困ったら専門の人

毎日日記

前兆はあった

私の部屋は障子で仕切られている、その障子をトンっと閉めると大体室内灯が消えていた。

最初にこの明かりを取り付けるときに結構苦戦した記憶があるし、正直きっちりはまっていないように感じていた。

少しの衝撃でずれたりしそうだなと思っていたが、その影響が部屋の扉を閉めるたびに出ていた。そんな微振動で消えるとは思っていなかったが。

そういう時はipadのカバー裏にかぶせているゴム質の部分で、はまるだろう方向にグイっと動かすと明かりが元に戻っていた。

その日もまたかとipadを天井に向けて

反対方向に回してしまった。

当然落ちてきた。

時刻は夜の10時、流石に夜の暗い時間にブレイカーを落として取り付けなおすというのも無理があると、その日は電気無しですごした。

何かやるにも次の日にやろうと、そもそもきっちりとはまっていなかったのだから外れたのだし、そういうのはもう専門の人に頼んだ方がいいだろうと。

ちなみに配信も電気無しでやっていたので、右下のウェブカメラを、これはなんてホラーゲームですかとも言われた。

頼れる男Eさん

次の日、近所に住むEさんに電気について頼んでみることにした。

Eさんというのは本職だったころ電気系統の人で、今では近所の何でも屋みたいになっている。御年65歳である。

クーラーを探して取り付けてくれたのもEさんである。正直この地域にいなくてはならない人と言っても過言ではない。

そんなEさんがその日のうちに来てくれるという事を12時ごろに聞いたので、昨日の配信は1時くらいで終わることにした。

そうして2時ごろにきたEさんは、足を骨折していた。なんで?

坐骨神経痛が痛くてね、こけたんよ

あの、本当にその足で大丈夫ですか、おれなんだったら電気ない生活でも無理ではないですけど

これは事実で、電気を付けないで数日生活していたこともある。

大丈夫、今日やっちゃうから

そういって階段を、脚立ごと抱えて上がろうとし、足が止まった。

ごめん、脚立だけはちょっと持って上がってくれんかな

流石に骨折は厳しかったらしい。

Eさんにしばらく見てもらった。

これ、部品がもう古すぎて規格が違うね、もう新しいのを取り付けんといかん

どうやら部品がそもそも嵌らないものだったのだが、自分は強引に取り付けていたらしい。

ねえSさん(母)こっちの家ができたのってもう50年以上前だよね

ちなみに無茶苦茶どでかい二世帯住宅になっているので家で年季が違う、私の部屋は古い方の家にある。

そうですねえ、それから部品とかは触ってないかもですねえ

そりゃつけるのがまず無理たい、部品ごと変えるしかないね

ちなみにどのくらいかかりますか

んー、2000円かな

Eさん別に慈善事業でやっているわけではないのでお金を取る、でもその方がこちらとしても後腐れもなくなるので助かる。

そして15分ほどでちゃちゃっと部品を取り付けて、Eさんは去っていった。

天井に着いていた部品はEさんが処分すると言っていたが、そこを引き留めてもらうことにした。

そしてこれが50年前の部品になる。

そもそも欠けていたのだこれ。

嵌るはずがなかったし、はまっても少しの衝撃で外れる。もっとやばいことになりかねない状態だったことも分かる。

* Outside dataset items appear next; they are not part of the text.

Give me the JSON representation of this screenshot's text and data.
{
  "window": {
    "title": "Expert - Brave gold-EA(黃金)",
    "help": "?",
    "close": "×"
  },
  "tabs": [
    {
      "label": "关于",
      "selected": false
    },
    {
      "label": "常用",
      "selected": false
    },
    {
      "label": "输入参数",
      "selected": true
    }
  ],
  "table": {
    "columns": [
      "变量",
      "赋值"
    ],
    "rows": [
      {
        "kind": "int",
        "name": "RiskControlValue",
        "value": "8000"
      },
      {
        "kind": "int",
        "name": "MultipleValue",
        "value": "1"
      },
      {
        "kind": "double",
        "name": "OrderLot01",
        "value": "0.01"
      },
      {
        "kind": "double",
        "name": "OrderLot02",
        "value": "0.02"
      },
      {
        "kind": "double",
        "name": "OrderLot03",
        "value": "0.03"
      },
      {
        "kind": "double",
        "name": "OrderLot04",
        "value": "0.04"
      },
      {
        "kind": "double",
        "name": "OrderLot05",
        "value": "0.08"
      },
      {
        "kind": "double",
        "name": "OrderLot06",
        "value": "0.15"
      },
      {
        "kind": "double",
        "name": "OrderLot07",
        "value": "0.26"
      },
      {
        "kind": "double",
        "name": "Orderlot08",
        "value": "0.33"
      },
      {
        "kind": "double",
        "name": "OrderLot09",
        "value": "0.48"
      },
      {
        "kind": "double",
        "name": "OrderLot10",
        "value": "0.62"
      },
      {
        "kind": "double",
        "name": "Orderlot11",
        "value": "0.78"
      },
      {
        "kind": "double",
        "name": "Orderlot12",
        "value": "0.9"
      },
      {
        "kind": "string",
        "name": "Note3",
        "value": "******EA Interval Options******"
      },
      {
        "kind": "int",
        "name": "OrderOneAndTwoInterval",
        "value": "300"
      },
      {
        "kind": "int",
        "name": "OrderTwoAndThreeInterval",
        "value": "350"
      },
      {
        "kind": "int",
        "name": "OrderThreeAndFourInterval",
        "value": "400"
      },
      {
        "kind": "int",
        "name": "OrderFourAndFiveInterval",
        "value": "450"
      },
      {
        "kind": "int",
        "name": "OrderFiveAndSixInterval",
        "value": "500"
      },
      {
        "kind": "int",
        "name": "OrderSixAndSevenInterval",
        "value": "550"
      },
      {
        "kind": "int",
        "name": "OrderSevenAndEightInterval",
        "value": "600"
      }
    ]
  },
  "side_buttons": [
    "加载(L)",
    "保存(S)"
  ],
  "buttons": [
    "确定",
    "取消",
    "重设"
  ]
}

やはりこういうのは専門の人間に任せるのが一番だと勉強になった。

今日帰ってきて、暗い部屋にうっすら灯っていたリモコンを手に取って明かりをつけた。

パッと明るくなった部屋を見て

「あは~人間の生活~」

という声が本当に出ていた。確かに暗い部屋で過ごしていた時期もあったし、それに抵抗も覚えちゃいなかったが。

やはり人間光がないと駄目なんだなと天井を眺めながらそう思う。